Vous avez aussi créé un caveau de dégustation…
Sarah : Oui, juste derrière la cave. L’idée était de créer un lieu de rencontre et de convivialité dans ce petit village calme qui n’a ni restaurant ni boulangerie… On a chiné des meubles, un voisin nous a vendu le bar et mon père l’a restauré… On s’est dit qu’on pourrait organiser des événements, des soirées et des dégustations de notre vin.

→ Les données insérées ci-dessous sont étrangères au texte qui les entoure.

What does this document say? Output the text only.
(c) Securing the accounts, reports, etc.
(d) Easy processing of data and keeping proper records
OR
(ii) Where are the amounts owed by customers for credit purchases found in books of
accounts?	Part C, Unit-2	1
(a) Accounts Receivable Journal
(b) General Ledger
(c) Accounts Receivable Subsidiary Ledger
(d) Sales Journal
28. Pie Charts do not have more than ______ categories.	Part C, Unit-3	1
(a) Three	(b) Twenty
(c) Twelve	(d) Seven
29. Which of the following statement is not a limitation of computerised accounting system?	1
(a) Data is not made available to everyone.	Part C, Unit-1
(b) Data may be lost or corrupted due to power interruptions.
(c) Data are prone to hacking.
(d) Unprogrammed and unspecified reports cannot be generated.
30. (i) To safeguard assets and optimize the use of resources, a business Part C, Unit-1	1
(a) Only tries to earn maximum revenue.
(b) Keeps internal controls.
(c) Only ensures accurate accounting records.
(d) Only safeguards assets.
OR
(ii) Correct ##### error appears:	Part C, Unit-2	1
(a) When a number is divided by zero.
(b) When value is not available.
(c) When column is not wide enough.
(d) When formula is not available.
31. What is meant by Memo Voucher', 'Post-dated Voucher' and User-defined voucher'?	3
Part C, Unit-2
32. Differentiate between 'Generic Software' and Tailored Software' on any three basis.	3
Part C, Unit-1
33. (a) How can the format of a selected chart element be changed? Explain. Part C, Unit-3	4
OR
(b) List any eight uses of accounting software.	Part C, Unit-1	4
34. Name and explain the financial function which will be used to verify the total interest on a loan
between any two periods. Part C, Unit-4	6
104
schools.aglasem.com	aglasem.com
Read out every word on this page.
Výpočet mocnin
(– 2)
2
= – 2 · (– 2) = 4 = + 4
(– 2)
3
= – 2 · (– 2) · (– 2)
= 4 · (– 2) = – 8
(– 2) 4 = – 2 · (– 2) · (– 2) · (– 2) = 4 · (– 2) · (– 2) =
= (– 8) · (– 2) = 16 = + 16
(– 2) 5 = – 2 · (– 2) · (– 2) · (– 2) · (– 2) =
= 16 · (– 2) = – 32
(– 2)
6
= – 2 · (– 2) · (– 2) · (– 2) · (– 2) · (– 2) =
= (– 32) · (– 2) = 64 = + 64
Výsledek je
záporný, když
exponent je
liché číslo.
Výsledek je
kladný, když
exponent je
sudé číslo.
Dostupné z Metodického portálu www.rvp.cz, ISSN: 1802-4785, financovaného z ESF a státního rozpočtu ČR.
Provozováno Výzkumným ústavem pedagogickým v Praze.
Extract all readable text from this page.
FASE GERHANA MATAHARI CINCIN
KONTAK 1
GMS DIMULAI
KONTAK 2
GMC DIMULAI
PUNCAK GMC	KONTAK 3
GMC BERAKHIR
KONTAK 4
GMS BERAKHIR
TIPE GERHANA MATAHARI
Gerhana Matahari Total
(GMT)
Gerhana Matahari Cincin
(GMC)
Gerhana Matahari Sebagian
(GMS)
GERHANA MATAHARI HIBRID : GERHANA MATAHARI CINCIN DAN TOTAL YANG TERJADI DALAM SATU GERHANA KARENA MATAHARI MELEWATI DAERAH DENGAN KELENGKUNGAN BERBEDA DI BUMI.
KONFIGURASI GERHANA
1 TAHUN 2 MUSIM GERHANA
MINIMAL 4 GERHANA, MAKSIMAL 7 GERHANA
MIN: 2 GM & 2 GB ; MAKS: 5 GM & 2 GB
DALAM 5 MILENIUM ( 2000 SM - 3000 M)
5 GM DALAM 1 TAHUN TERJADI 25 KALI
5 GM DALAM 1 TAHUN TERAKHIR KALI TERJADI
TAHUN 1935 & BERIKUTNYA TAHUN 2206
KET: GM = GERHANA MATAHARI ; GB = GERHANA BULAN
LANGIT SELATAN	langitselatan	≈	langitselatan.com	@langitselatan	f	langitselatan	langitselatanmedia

Nous souhaitons recevoir les gens, mais aussi les informer sur notre vin et leur transmettre notre passion.
Avez-vous créé une gamme ?
Paul : Nous commercialisons cette année nos premières bouteilles : un blanc, un rosé et un rouge ! Il s’agit d’une gamme socle, que l’on veut représentative de l’appellation Corbières.
Comment décririez-vous votre rouge ?
Paul : C’est un assemblage de Carignan, Mourvèdre, Grenache et Syrah, avec une dominante de Syrah, vinifié en « semi macération carbonique » : on égrappe tout, mais comme on travaille par gravité, tous les raisins restent entiers. Il y a donc une phase de fermentation liquide et une autre solide. Puis une fois qu’on presse, on assemble ces deux parties.
Sarah : Cette méthode est très utilisée dans le nouveau monde. Elle donne un vin buvable dans l’année, fruité, souple, mais avec de la structure et des tanins fondus.
Et votre rosé ?
Paul : Il est fait en pressurage direct, avec le même assemblage que notre rouge. Il est un peu foncé à cause de la Syrah, mais il est aussi gourmand et riche. Structuré, fruité, doté d’une belle acidité, on peut le boire en mangeant, pas seulement à l’apéritif.
Sarah : Oui, ce n’est pas un rosé de piscine ! On adore le rosé, mais avec un peu de corps.
Un mot sur votre blanc ?
Sarah : C’est un assemblage de Marsanne et de Grenache blanc (50-50). Il est souple, rond et fruité, avec une bonne tension et une touche d’agrumes. J’en suis contente, surtout pour une première année. Maintenant, il faut que l’on continue à l’améliorer en sélectionnant des cépages adaptés au climat.
Paul : Nous avons planté un hectare de Vermentino l’an dernier, et nous apprêtons à planter du Picpoul. Vraiment, on essaie d’explorer le potentiel Corbières blanc. C’est une niche dans les Corbières… Cela nous plait, on sait qu’on peut arriver à faire des produits intéressants en gardant de la fraîcheur et de l’acidité.
Quel est votre credo en tant que vignerons ?
Paul : Nous faisons des vins que nous aimons et qui nous plaisent. On imprime notre caractère et notre personnalité dans nos vins pour nous différencier. Ils racontent notre histoire et on prend plaisir à les partager avec les gens qui viennent les déguster. C’est pour ça qu’on fait ce métier.
Sarah : On fait un vin orange cette année… Pour s’amuser ! Il est important pour nous de conserver le côté divertissant du métier et de garder l’esprit ouvert. L’étiquette est déjà prête : c’est une photo de l’arrière-grand-père de Paul, avec sur ses genoux son oncle enfant et son arrière-grand-mère. En route pour aller vider le raisin à la cave, ils sont assis sur son tracteur, récupéré suite au débarquement américain, ce qui est aussi un clin d’œil à mon pays .
Quels sont vos projets ?
Sarah : Nous sommes en 2e année de conversion biologique. D’ailleurs, on vient juste de finir d’arracher les herbes à la main dans notre plantier de Vermentino… Comme l’intercep aurait abîmé les jeunes plants, on a passé des heures à genoux dans la terre (rires) ! Bref, l’an prochain, nous aurons le label AB.
Paul : Elle est encore en barrique mais nous sortons bientôt une nouvelle cuvée : la François Calmon, du nom de mon arrière-grand-père.